La chute du mur de Berlin, il y a quelques années, est un symbole frappant de la fin de l’humiliation et de l’exclusion de toute une communauté en Europe. La fin de l’esclavagisme et du racisme en Afrique en est une autre chute d’un mur qui a jeté le pont entre les peuples longtemps humiliés et exclus, marquant ainsi un début du respect des droits de tous et un départ vers la croissance économique et la paix universelle, car chacun réalise qu’il fait partie du même groupe, qu’il vogue dans la même pirogue, participe et se sent concerné par le destin commun.

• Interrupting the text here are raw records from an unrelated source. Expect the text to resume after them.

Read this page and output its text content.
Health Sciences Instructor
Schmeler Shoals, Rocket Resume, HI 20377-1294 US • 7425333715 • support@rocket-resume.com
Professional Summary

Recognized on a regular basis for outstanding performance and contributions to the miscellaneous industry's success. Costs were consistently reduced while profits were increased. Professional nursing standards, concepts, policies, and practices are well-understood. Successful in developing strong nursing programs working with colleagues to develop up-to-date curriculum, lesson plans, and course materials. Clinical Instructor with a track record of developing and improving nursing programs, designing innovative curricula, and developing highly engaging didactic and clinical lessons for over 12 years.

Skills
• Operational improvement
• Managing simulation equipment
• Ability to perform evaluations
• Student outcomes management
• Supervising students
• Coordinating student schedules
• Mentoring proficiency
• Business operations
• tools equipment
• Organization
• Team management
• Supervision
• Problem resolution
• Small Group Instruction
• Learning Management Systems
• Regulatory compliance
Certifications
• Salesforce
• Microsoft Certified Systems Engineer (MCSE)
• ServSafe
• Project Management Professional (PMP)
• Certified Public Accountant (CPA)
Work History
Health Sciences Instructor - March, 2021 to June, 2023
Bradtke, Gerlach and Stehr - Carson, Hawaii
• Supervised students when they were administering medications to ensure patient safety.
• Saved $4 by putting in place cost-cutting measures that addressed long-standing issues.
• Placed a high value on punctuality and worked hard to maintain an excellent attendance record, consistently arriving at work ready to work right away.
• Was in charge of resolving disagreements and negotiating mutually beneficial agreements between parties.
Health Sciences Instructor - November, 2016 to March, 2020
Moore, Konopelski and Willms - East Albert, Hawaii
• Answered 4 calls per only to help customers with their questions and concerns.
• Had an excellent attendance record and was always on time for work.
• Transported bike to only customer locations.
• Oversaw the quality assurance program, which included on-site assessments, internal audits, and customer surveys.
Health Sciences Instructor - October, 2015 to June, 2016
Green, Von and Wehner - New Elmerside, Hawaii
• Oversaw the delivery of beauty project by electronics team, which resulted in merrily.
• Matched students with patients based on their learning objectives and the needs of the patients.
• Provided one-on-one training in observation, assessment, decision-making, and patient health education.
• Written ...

C’est cela aussi toute la philosophie de CADF, notre organisation, symbolisée à travers notre logo, qui incite la personne dotée des capacités physique, intellectuelle, morale et matérielle à s’approcher de son frère croupissant dans la misère et le désespoir, victime de l’humiliation ou de l’exclusion, en vue de l’aider à se relever et à marcher ensemble dans la voie de la perfection, du développement, qui constitue le respect, la réalisation et l’accès aux mêmes droits individuels.

Bref, tant que les enfants, les femmes et les hommes sont maintenus dans une situation d’exclusion et ou d’extrême pauvreté, tant qu’ils ne sont pas associés à la prise des décisions les concernant et ne participent pas à la mise en œuvre et au contrôle du respect de ces décisions, ils continueront à vivre dans la frustration et l’humiliation, et la réalisation des droits pour tous sera loin d’être garanti. Par ailleurs, tant que les droits des uns et des autres ne sont pas assurés, la paix à tous les niveaux est loin d’être conquise, d’être une réalité. Cassons les barrières entre nous, enfants et adultes, femmes et hommes, riches et pauvres, noirs et blancs, musulmans et chrétiens, acceptons-nous les uns les autres, cultivons davantage l’amour de l’autre, ce don sacré que Dieu nous donné et que le Père Joseph Wresinsky nous a enseigné toute sa vie à travers ses précieux engagements. Faisons participer chacun de nous à l’œuvre commune de la paix et du développement pour que les droits humanitaires soient respectés et que le Père Fondateur de la Journée mondiale de lutte contre la misère, dans son repos éternel, se réjouisse de la continuité de son œuvre, de son combat, en faveur de la réalisation des droits de l’homme pour tous sur la terre.